Nun. Das habe ich getan. Ergebnis: Wenn Musiker sich im extremen Pianissimobereich bewegen, entstehen Nebengeräusche, die werden seit Mitte des letzten Jahrhunderts zunehmend musikalisch verwertet. So auch hier (die Stücke sind im Zeitraum 1992 bis 2014 entstanden). Wie bei einem Obertonsänger entstanden Binnenklänge mit einem Verlauf, der nicht endlos auf seinen Fortgang warten ließ, besonders die Flöte des wunderbaren Erik Drescher zeigte melodieartig-lineare Gestalten. Leider bildeten diese als Notfuriosi wahrzunehmenden Ereignisse die Ausnahme in der ansonsten an Ödnis kaum zu überbietenden quasi eineinhalbdimensionalen Fläche. Auch die anderen sonst ausnahmslos weiblichen Musiker bestachen durch ihre professionelle Geduld und Souveränität.

Man mag jetzt sagen, der Schreiber habe die falsche Einstelliung zu solcherlei Kompositionen, ich behaupte aber, hier einer misslungenen Aufführung beigewohnt zu haben: Die vorgetragenen Ullmann- Klänge waren im Saal des Heimathafens Neukölln so leise, dass man das Geräusch eines Kühlungsventilators (Licht, Mischpult?) dauernd zu ignorieren hatte, ein sehr anstrengender Vorgang für den Hörer; bei mir unterschritt der Nutzpegel gar das interne Rauschen meines Tinnitus. Man braucht ein leiseres Ambiente, um so etwas aufzuführen. Entspannung für ein „neues Hören“ zu erreichen war das Ziel. Ziel verfehlt.

Kaum Besserung der Lage nach der Pause bei Ernstalbrecht Stieblers dreisätzigem Opus „Im Raum/Quart solo/DUO 3“ für die Gesamtbesetzung Biliana Voutchkova, Violine/Viola; Andreas Voss, Violoncello; Ernstalbrecht Stiebler, Klavier. Die Stücke wurden übergangslos vorgetragen, was, obwohl einzeln im Zeitraum 1998 bis 2015 entstanden, völlig problemlos gelang, da außer den Besetzungsunterschieden kaum kompositorische Kontraste wahrzunehmen waren. Die Grenze des Kompositorischen ist erreicht, man wohnt einer zeitlich begrenzten Installation mit Menschen bei, Stiebler schreibt selbst im Folder: „Langsamkeit, stellenweise bis zum scheinbaren Stillstand geführt, manifestiert den Klangraum jenseits aller narrativen Figürlichkeit.“

Das Konzept des Nicht-Narrativen schien auch glänzend aufzugehen, nichts zu erzählen zu haben wirkt ermüdend, in meinem näheren Umfeld waren dann auch zwei Zuhörer eingeschlafen, zwei andere kämpften noch dagegen an, einer davon ich selbst.

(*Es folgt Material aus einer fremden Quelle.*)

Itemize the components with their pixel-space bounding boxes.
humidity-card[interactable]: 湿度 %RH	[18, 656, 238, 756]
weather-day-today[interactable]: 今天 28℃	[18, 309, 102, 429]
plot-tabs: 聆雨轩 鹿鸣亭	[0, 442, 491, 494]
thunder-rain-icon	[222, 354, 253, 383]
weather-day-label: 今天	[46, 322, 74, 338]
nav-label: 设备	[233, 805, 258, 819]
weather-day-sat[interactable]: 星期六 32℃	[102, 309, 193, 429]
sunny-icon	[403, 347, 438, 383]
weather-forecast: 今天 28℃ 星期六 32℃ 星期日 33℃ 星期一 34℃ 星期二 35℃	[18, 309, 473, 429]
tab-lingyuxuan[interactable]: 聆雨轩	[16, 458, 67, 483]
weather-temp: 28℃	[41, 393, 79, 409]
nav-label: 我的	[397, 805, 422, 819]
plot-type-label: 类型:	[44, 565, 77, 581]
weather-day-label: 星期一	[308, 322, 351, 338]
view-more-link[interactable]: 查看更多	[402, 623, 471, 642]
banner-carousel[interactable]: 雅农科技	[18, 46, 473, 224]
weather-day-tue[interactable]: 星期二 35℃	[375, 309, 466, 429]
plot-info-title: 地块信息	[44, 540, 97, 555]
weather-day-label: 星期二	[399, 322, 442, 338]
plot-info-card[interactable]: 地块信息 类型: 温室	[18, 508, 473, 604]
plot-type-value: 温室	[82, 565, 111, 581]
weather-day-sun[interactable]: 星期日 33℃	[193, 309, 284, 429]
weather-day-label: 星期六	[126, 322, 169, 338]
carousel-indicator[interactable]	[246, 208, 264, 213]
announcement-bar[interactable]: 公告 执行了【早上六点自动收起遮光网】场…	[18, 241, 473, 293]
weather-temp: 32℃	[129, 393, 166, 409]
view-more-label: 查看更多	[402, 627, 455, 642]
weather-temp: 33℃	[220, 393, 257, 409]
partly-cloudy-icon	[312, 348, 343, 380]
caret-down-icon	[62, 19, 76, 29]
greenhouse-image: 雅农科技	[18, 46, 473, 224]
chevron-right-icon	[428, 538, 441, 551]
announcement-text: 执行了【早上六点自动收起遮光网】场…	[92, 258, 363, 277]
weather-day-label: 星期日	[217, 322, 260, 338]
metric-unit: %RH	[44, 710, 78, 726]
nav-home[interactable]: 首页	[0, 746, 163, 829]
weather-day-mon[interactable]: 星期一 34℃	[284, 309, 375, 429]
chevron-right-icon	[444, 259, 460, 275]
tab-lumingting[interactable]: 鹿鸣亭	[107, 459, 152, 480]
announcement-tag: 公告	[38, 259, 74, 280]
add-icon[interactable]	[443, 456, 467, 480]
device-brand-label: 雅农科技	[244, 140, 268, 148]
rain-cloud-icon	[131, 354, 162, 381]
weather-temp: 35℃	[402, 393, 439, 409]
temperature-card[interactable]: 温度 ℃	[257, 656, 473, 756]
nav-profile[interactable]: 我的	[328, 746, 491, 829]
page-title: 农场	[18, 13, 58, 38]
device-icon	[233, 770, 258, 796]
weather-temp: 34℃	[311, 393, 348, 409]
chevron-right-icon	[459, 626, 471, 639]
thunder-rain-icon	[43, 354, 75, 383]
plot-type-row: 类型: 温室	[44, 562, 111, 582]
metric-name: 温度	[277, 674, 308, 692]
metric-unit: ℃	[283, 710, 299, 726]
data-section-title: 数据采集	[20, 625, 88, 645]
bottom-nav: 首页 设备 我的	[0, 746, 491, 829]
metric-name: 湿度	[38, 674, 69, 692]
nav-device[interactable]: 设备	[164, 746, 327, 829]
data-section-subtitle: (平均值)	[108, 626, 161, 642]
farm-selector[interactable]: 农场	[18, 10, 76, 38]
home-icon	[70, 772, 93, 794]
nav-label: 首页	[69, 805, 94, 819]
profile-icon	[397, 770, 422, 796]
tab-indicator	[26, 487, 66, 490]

Auch hier will ich aber kleine Nebenabenteuer nicht verschweigen. Besonders bei den Duettabschnitten der Streicher untereinander, man tauschte vor Allem sehr langsam vorgetragene Quinten und Quarten aus, entstanden kleine Schwebungen; welche nun Bestandteil der Komposition und welche Intonationsschwächen waren, die wohl bei mehr als zwanzig Meter auseinanderstehenden Musikern kaum zu vermeiden sind, war ohne Verfolgen einer Partitur nicht auszumachen. Jedenfalls ergab sich dadurch, dass ich den Kopf etwas drehte, eine Art Raumeindruck.

Beide Komponisten waren anwesend, und ihr Werk wurde jedesmal mit freundlich-distanziertem Applaus bedacht. Da ich mir nicht vorstellen kann, dass ich der einzige klar denkende Mensch im Publikum war, muss ich wohl mein musikalisches Rezeptionsvermögen einer strengen Prüfung unterziehen. Meinen Applaus konnte ich jedoch nur den wunderbaren Vortragskünstlern widmen.

Nie anfreunden kann mich allerdings mit der Forderung, die nach dem Zweiten Weltkrieg laut geworden ist: Emotionalität in der Musik zu vermeiden. Schon allein deswegen, weil das musikalische Menschen sehr, sehr wütend machen kann. Wir müssen einfach hinnehmen, dass Musik Gemüter bewegt, auch, wenn das so manchem politisch nicht opportun erscheinen sollte.

Anekdotisches zum Schluss. Der am Klavier sitzende Ernstalbrecht Stiebler war ständig damit beschäftigt, seine Hände mit einem Taschentuch abzutrocknen. Das wirkte so nervös, dass er sich überlegen sollte, ob es nicht doch stört in dem eher meditativen Rahmen, den er bestimmt selbst für das Anhören seiner Werke fordert.

Einige Sekunden vor Schluss, bestritten von Violine und Klavier, fiel im Publikumsbereich laut klimpernd eine Gertränkeflasche um. Das klang wie echter Protest - Flasche leer.